19-year-old Zafra remembers the first night she came here to the Nevada Partnership for Homeless Youth. "It was frightening. I was 16 years old."
When she was a young girl, Zafra's mother was deported. Her father is an alcoholic so life with him became increasingly violent. "My school counselor knew I had issues with my dad. So she was like, 'I'm calling Safeplace and they picked me up and they brought me here."
Unfortunately, Zafra's story is not unique. There are more than 6,000 homeless youth in Clark County Schools. When they come here, they can shower, eat, use computers, get help finding a job, or transition into more permanent housing. Executive Director Arash Ghafoori says they're not bad kids, but they've been dealt a rough hand.
"Imagine a circumstance where a youth has done nothing wrong but they'd rather spend the night in the cold dark streets than being in whatever situation they escaped from. "
They offer a slew of services. Too many to list and all designed to get kids off the streets immediately. Once the crisis has passed, they help them transition into housing and jobs. Ghafoori says, "They all have a case plan. They either have to be in school or a job or volunteer service, taking classes, whatever it may be."
Zafra's past may not be unique here, but her future most certainly is. She lives with two other teens in transitional housing. She works as an after-school program coordinator for the Girl Scouts. And she is going to college to become a registered nurse.

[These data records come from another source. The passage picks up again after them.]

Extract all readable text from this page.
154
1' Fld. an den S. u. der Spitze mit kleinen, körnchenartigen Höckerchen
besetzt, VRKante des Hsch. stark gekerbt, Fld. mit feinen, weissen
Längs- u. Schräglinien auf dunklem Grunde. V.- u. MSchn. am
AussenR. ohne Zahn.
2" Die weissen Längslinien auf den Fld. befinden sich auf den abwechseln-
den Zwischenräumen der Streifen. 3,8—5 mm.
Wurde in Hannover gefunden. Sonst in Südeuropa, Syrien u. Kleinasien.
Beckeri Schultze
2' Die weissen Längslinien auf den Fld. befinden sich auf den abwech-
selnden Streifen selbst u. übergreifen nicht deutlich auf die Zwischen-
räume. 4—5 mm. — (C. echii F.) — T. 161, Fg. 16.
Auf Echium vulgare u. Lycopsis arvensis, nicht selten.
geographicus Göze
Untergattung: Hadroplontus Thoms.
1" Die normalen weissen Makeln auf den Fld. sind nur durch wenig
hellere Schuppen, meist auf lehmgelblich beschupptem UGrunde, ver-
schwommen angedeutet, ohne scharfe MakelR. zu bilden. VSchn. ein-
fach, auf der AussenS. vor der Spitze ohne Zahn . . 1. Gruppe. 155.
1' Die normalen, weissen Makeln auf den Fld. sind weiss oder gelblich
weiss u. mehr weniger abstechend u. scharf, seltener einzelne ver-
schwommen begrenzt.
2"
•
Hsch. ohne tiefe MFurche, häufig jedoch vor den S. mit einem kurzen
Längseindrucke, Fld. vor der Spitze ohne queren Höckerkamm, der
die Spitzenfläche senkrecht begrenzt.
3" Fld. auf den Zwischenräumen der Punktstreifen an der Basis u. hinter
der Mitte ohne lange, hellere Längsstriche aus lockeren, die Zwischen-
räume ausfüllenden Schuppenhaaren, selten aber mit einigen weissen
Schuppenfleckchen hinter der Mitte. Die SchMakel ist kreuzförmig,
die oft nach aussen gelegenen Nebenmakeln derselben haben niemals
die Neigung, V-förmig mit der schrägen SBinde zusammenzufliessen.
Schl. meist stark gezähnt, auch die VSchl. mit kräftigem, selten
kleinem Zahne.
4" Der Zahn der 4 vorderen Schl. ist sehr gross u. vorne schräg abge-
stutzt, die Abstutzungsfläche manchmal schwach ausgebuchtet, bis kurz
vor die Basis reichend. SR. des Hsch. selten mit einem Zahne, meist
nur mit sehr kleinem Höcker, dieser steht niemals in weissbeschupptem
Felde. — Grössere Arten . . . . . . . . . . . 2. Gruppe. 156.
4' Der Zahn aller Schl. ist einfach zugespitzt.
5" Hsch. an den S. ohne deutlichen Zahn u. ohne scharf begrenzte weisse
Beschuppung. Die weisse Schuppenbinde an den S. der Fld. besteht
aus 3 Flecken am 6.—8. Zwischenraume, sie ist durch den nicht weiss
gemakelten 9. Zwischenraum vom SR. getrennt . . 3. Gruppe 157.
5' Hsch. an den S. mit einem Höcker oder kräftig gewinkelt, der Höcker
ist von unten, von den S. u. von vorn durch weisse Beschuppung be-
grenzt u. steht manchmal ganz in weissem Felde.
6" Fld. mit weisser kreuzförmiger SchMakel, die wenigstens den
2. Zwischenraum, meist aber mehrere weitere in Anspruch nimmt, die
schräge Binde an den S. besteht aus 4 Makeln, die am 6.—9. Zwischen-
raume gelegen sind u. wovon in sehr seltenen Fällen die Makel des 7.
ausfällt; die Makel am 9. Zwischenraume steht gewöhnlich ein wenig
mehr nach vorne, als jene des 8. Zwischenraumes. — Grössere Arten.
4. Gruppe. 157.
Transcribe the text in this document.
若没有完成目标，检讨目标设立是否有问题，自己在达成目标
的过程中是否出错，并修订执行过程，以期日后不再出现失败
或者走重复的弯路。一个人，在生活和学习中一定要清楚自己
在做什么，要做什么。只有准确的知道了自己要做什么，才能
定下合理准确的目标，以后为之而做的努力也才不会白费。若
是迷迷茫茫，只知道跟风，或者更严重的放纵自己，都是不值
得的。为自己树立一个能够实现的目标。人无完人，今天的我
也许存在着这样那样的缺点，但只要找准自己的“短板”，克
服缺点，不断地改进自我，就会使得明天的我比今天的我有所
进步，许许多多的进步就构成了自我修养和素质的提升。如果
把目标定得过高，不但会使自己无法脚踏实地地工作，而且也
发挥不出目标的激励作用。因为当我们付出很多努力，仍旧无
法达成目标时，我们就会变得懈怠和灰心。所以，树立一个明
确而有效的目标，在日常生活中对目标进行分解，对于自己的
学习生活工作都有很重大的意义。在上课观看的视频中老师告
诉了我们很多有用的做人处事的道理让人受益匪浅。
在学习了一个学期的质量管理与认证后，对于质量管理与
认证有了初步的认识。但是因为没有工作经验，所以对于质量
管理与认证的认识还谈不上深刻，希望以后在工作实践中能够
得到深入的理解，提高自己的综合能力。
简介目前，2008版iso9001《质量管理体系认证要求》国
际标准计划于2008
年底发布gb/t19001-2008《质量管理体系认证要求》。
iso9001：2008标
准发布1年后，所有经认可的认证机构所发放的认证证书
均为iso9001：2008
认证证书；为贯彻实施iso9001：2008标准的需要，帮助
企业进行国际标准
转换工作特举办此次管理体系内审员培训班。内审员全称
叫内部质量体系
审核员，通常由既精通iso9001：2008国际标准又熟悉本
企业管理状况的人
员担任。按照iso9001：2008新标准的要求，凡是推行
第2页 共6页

"I think I'm just really blessed. I know some people in my situation would have given up or other things would have happened to them."
The program does have countless success stories. One young man who'd been living under the bleechers at his high school for 3 months is now going to the University of Arizona studying pre-med.
Also, the University of Nevada, Las Vegas has picked the NPHY
as a social work practicum sight. So students stuying social work will do clinical rotations there.